Estas são algumas das medidas do Governo:

  • Regulamentar o lobbying, criando um registo obrigatório e público de lobistas e de entidades representadas;
  • Criação de um Registo de Transparência, isto é, uma base de dados que inclua todos os representantes (individuais ou coletivos) de interesses legítimos que pretendam contactar entidades e decisores públicos, incluindo órgãos de soberania, administração pública e reguladores;
  • A criação de um Código de Conduta do Registo de Transparência;
  • A adoção de uma Agenda Pública, que regista e divulga as interações formais ou informais entre os titulares, dirigentes ou representantes das instituições públicas e os representantes de interesses legítimos;
  • A criação de “períodos de cooling off para que quem tenha desempenhado cargos políticos, públicos ou funções em entidades públicas não possa dedicar-se ao exercício da atividade de representante de interesses;
  • Reforma institucional de entidades como o Mecanismo Nacional Anti-Corrupção (MENAC), a Entidade da Transparência e a Entidade das Contas e Financiamento Político.
  • Implementação da Pegada Legislativa do Governo, através da publicação na internet das várias etapas de cada processo legislativo.
  • Instituir o Scoring de Ética e Integridade (SEI) para as entidades públicas, que meça o nível de cumprimento das obrigações previstas no Regime Geral de Prevenção da Corrupção.
  • Alargamento do período de nojo para o exercício de funções em entidades privadas relacionadas com a sua área de atuação (dos ex-políticos).
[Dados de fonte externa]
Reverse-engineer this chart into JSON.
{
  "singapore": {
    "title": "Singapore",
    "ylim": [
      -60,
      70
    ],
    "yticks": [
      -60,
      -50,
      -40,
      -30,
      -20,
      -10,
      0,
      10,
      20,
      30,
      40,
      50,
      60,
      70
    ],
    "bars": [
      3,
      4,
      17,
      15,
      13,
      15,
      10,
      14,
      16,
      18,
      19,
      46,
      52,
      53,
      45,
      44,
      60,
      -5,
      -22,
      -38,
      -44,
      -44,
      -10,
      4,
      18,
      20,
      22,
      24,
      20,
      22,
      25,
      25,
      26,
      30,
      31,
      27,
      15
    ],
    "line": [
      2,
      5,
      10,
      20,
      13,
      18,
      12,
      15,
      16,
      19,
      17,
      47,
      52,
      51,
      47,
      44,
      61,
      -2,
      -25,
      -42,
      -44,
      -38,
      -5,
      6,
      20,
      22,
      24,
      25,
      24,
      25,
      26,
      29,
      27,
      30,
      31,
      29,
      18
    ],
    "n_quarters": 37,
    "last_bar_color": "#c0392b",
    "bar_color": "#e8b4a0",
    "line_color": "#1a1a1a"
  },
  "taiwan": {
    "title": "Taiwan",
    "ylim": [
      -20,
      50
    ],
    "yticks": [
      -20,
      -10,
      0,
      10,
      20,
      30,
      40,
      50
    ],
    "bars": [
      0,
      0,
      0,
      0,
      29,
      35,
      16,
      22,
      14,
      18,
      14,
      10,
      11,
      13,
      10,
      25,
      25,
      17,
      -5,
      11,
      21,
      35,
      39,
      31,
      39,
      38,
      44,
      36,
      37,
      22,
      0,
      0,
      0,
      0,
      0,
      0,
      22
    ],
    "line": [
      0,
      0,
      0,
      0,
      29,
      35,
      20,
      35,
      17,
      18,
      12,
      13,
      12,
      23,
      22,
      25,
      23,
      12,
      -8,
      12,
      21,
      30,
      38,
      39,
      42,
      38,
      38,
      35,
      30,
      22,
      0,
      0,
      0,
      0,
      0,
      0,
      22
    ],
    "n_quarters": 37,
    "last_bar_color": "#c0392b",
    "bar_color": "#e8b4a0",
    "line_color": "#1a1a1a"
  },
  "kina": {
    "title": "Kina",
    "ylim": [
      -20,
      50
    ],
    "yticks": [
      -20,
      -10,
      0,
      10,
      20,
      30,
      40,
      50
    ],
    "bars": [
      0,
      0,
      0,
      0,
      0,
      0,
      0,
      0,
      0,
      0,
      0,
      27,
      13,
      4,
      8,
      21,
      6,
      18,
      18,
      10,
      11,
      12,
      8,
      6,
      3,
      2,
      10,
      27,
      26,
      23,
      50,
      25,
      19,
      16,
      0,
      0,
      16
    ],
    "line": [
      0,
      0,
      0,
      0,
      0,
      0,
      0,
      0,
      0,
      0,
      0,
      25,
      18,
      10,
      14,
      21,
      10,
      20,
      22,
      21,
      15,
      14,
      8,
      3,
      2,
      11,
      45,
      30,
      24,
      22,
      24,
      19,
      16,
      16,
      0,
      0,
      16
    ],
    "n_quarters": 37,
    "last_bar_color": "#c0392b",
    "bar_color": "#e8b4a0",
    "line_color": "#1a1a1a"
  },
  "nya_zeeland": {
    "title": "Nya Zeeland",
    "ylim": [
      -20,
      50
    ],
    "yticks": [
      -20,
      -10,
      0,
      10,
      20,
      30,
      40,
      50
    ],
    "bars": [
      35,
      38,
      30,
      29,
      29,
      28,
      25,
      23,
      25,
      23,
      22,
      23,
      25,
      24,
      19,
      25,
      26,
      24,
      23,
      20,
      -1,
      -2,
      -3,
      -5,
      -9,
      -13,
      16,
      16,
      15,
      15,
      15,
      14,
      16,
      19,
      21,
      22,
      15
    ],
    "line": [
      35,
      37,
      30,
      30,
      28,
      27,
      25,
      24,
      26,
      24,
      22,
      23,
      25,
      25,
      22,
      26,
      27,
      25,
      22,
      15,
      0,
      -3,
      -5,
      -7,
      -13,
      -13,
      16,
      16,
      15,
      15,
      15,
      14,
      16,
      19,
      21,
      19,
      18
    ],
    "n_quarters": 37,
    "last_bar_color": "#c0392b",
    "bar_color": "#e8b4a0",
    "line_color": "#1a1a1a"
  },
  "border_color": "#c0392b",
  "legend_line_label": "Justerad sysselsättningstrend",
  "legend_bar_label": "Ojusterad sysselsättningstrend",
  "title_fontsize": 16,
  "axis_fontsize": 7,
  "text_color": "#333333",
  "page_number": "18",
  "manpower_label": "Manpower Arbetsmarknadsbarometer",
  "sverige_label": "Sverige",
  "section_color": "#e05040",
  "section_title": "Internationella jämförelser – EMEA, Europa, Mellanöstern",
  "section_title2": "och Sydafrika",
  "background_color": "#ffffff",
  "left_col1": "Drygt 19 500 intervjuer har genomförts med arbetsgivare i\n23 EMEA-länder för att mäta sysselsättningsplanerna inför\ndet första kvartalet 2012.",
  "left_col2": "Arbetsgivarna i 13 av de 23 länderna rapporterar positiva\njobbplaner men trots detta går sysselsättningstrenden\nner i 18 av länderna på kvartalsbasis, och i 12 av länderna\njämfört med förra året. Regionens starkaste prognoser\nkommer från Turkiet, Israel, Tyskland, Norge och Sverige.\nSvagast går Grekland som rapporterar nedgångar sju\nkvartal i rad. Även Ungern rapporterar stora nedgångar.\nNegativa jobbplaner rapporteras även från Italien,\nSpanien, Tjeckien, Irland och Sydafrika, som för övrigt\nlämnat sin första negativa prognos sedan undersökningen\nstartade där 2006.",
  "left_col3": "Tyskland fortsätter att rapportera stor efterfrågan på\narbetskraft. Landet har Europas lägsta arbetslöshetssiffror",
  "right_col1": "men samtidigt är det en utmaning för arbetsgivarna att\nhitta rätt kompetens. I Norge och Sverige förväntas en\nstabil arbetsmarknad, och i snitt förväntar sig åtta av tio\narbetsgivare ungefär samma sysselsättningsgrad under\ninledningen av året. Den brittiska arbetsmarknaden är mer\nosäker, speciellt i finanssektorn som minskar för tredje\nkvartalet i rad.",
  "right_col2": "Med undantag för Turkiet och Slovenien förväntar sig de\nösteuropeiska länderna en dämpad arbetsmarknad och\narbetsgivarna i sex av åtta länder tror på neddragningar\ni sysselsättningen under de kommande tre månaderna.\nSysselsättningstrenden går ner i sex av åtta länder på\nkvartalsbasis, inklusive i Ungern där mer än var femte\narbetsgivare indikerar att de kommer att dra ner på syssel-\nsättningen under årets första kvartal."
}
  • Valorizar como critério de ponderação nos concursos públicos que as entidades privadas concorrentes disponham de certificação dos seus mecanismos de prevenção de corrupção;
  • Criar um provedor do utente em serviços públicos com atendimento ao cidadão e competências para receber denúncias.
  • Alargar normas de prevenção, como códigos de conduta, aos partidos políticos.
  • Adotar programas de inteligência artificial para identificar padrões decisórios suspeitos.
  • Publicação online das decisões judiciais, de todos os tribunais, incluindo os de primeira instância;
  • Criminalizar o enriquecimento ilícito, em respeito pelos preceitos constitucionais, e estabelecendo penas adequadas e proporcionais.
  • Ponderar, como alternativa à criminalização do enriquecimento ilícito, a criação de mecanismos legais, tais como a “Ação Cível para Extinção de Domínio” ou “os unexplained wealth orders“, que consagrem um mecanismo legal que permita ao Estado português recuperar bens adquiridos por particulares através de atividades ilícitas;
  • Reforçar os recursos humanos e tecnológicos disponíveis para a investigação e ação penal relativamente à corrupção e outros crimes no exercício de cargos públicos;
  • Agravar o regime sancionatório previsto no Regime Geral de Prevenção da Corrupção equiparando-o à legislação de prevenção do branqueamento;
  • Agravar a pena acessória de proibição do exercício de função pública;
  • Alargar e robustecer as medidas de direito premial do Código Penal, com vista a favorecer a descoberta da verdade e a obtenção de prova em processos-crime, designadamente prevendo a possibilidade de redução de pena;
  • Ponderar a adaptação dos institutos da suspensão provisória do processo e da atenuação especial da pena para que possam também ser aplicados como medidas de direito premial a quem tenha contribuído decisivamente para a descoberta da verdade;
  • Fixar no Código de Processo Penal o limite máximo de 72 horas para decisão jurisdicional após detenção, permitindo que o primeiro interrogatório judicial seja realizado por mais do que um juiz.